Among the departments that have raised the red flag are industry y, irrigation, public works and housing which undertake most of the land acquisition for various purposes.
Facing an almost unanimous concern over the issue, the Revenue Department has asked the departments and concerned authorities to work out the likely rise in the cost of the acquisition for the developer and the final purchaser, and how it would affect projects, if farmers were compensated six times the circle rate.
The idea of paying six times the circle rate was the SP’s response to farmers demand for higher compensation in western UP. The party argued that the rates at which various authorities sold land to developers and the rate at which developers further sold land to individuals were much higher than the one paid to the farmers.
Describing the argument as erroneous, an official said that it did not take into account factors like the investment made at every stage for value addition, the land that is left aside for common facilities, and the developer’s profit.
He pointed out that besides the rate paid to farmers, there are several factors which push up the cost of the land. Acquisition expenses, interest on loans taken for making the purchase, implementation of rehabilitation and resettlement policy, contingency costs, development expenses and other costs are added to the land cost when it is sold to a private developer or even when acquired for a government project. Further, the developer undertakes his part of development activities.

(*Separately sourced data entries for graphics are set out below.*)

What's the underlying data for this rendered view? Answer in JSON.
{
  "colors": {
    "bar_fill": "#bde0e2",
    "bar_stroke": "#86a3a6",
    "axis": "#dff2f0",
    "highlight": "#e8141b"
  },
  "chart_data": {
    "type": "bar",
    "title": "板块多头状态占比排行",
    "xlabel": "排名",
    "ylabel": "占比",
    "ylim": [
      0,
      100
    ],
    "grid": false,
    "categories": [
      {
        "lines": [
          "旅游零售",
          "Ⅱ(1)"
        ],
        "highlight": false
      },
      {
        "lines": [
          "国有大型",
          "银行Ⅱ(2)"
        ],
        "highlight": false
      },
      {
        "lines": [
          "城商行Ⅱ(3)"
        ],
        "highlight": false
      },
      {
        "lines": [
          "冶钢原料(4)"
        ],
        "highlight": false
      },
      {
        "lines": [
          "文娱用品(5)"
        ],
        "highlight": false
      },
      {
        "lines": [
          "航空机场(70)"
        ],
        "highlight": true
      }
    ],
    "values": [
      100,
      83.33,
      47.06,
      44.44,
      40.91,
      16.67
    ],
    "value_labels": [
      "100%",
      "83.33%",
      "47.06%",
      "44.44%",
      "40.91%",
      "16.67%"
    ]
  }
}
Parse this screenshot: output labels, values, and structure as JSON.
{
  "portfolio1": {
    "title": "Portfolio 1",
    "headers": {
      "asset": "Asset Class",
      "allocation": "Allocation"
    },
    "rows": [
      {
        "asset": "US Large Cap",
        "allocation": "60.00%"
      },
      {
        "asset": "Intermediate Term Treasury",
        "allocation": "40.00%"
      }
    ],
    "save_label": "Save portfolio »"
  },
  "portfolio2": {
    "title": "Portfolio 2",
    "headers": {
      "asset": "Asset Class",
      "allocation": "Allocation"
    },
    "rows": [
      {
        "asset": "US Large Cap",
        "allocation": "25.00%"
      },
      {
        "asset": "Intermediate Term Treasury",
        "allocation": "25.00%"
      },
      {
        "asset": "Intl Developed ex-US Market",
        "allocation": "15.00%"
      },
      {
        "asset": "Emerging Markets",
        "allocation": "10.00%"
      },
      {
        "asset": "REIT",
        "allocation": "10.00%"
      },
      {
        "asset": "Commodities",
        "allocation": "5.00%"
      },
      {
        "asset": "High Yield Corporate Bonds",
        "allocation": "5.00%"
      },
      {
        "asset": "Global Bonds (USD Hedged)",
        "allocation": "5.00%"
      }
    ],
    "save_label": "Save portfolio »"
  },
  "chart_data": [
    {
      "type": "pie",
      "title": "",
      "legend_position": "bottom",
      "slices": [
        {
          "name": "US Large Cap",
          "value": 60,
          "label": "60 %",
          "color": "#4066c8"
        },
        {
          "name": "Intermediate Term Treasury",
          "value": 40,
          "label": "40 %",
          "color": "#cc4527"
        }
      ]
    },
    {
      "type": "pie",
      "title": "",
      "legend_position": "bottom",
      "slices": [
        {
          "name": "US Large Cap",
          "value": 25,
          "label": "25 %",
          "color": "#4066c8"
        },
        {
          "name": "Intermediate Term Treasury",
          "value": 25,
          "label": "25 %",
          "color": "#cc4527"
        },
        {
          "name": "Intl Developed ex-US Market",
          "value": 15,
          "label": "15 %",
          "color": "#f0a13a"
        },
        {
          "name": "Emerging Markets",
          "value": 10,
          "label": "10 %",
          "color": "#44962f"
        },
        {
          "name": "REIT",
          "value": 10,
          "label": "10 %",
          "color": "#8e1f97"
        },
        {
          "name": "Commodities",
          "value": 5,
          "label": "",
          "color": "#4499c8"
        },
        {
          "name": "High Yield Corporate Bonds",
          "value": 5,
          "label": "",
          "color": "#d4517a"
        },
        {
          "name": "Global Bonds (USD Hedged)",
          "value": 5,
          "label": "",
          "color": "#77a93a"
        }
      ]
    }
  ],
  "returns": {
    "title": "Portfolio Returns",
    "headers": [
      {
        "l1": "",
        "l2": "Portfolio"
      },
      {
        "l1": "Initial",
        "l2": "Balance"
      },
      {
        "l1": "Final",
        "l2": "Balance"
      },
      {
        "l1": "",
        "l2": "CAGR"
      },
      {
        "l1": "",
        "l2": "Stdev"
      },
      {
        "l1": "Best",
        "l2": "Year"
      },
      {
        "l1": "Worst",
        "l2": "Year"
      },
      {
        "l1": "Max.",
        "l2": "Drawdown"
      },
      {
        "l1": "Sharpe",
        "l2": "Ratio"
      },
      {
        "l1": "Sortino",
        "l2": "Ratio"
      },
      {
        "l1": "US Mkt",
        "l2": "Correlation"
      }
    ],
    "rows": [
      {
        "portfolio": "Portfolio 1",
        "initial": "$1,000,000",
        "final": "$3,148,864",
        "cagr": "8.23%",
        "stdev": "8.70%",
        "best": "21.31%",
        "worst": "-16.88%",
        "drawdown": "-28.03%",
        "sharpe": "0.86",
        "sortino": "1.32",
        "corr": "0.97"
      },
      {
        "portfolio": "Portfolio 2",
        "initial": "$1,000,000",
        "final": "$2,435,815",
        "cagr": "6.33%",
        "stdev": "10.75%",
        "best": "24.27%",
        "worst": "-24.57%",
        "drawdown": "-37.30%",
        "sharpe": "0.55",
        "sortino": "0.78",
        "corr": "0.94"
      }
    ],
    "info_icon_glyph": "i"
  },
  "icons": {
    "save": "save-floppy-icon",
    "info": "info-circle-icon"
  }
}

“What we are trying to explain is that raising the cost of acquisition six times will backfire’’, said a senior officer.
The circle rate of land is determined at the District Magistrate’s level after a survey of existing market rates at which land sales have taken place in the area and feedback from different people, including builders. The tentative rate list is made public and objections are invited. After consideration of the objections, the circle rate is notified. Under rules, the survey should take place at least once every two years, but in areas where market rates are changing fast, the rate is revised once or even twice a year.
Before the Mayawati government came to power, compensation for land acquisition was determined on the basis of latest land deals in the area. The Mayawati government enforced the implementation of rules which prescribed that the rate should be decided after an agreement between the farmers and the district administration.
Usually, this rate does not exceed two times the circle rate. “In fact, I have not seen an agreement beyond 1.5 times of the circle rate”, said an senior officer, adding, “Nowhere can the market rate be six times the circle rate, otherwise the very purpose of determining the circle rate would be defeated.”